The Bank of England left rates unchanged as expected at their monthly meeting. The vote was 6-8 in favour of leaving rates where they are, no-one voted for a cut and two voted for a hike. The Bank lowered their growth forecasts for the year ahead and are now in line with the IMF. They expect inflation to hit 3% in October, which seems unlikely to us. We feel the sense with the recent strength in the pound against the US dollar and weaker inflation data around the globe this will prevent any inflation shocks. With 10-year UK gilt yields remaining close to 1%, the bond market would appear to agree.

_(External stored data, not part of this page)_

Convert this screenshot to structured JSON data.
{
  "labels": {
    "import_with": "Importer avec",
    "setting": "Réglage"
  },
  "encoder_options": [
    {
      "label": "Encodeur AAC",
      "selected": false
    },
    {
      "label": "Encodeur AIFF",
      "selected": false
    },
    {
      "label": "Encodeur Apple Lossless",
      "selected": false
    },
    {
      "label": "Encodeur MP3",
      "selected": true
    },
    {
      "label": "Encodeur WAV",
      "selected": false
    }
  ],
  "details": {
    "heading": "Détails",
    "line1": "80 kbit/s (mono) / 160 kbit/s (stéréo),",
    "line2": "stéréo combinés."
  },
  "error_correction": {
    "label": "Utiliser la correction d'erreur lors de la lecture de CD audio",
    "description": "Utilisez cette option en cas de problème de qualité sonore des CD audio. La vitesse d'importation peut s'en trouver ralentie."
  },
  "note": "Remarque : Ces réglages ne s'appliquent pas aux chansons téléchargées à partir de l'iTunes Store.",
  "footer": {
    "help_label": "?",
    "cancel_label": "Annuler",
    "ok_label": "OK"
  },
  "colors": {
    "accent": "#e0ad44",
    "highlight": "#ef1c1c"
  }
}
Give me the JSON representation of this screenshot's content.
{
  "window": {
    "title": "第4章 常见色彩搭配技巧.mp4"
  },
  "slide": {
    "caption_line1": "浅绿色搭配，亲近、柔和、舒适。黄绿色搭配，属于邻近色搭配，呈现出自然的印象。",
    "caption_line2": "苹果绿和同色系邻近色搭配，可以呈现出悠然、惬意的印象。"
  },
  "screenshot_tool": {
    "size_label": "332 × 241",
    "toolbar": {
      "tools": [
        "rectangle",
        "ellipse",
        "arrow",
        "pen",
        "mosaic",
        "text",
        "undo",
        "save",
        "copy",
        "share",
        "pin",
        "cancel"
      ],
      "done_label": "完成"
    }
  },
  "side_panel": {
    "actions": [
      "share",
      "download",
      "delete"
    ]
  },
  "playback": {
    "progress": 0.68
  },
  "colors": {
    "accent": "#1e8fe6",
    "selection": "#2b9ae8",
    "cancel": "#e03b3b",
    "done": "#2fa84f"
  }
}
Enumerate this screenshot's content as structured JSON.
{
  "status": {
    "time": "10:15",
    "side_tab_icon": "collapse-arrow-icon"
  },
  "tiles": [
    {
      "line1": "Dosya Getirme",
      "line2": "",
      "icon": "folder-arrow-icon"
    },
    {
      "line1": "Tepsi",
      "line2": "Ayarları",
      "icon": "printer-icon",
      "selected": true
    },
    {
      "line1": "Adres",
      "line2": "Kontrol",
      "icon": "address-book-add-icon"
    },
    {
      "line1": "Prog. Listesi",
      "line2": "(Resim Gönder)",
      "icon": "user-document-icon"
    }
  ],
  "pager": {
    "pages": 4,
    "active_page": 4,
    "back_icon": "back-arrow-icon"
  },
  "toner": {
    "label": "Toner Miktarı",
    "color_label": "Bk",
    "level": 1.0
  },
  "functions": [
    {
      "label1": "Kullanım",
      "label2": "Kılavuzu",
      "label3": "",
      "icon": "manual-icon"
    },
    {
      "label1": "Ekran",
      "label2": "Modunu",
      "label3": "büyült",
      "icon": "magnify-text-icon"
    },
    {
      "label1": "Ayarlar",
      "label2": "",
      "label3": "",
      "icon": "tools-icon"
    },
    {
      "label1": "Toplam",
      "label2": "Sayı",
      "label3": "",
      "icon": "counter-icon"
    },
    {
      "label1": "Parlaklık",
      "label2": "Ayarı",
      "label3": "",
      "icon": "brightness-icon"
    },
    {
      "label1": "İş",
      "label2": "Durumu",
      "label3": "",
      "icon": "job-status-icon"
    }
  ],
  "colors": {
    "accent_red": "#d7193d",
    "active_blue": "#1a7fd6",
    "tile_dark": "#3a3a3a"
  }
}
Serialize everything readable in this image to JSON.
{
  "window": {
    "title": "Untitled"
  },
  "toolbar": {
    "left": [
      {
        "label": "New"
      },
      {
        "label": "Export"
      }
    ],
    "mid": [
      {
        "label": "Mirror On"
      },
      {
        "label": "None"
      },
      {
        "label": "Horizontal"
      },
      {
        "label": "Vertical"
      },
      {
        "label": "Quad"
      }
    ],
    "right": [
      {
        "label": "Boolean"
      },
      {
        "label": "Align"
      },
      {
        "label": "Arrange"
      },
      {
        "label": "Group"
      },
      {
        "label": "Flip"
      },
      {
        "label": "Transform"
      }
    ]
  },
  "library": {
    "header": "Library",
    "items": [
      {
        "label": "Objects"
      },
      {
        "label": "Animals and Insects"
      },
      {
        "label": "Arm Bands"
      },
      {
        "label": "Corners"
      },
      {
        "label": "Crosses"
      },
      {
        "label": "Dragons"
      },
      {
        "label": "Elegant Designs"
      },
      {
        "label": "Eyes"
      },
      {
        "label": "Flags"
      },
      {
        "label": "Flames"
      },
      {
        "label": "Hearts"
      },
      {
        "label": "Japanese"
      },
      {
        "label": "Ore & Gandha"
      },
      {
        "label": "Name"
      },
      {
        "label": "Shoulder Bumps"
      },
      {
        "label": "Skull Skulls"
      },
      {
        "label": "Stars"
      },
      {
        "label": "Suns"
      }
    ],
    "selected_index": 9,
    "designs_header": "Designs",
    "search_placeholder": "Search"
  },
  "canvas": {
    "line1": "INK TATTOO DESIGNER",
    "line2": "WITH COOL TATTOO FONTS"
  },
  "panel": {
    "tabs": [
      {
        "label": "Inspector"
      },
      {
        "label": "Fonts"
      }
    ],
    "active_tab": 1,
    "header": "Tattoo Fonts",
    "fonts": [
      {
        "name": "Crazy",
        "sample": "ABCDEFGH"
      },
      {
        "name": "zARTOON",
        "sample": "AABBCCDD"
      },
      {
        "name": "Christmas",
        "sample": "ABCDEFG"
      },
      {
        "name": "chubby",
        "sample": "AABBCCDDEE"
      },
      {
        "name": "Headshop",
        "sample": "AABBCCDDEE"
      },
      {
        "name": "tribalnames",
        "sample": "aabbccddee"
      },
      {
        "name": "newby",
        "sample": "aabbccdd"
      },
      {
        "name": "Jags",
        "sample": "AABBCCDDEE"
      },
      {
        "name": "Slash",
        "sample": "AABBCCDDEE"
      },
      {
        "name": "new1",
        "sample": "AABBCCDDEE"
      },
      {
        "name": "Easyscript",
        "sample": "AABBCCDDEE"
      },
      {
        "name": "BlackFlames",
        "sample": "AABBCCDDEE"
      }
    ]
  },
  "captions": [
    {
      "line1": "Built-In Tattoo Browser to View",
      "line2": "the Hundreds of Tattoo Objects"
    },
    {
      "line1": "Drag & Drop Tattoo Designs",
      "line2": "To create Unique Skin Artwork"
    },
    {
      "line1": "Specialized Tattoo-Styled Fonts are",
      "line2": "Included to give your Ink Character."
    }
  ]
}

The FCA announced that they believe, despite the very low-interest rates we currently enjoy in the UK, there are over 2 million people in financial distress due to debt. This, however, did not prevent Philip Hammond authorising another 15 billion pounds worth of lending on Thursday. This is apparently needed to meet higher demand due to stronger than anticipated economic growth. Not by Mr Carney though, as he continues to take the view that the Brexit uncertainty is hindering the UK economy, that view is hardly a surprising one. There was some better economic news today as the UK services Purchasing Managers Survey beat expectations. This report could suggest the UK economic growth may pick up in the third quarter.
The pound did hit 1.3255 against the US dollar in the morning post the PMI data, its highest level since September last year. It did slip back later in the day after the more dovish meeting.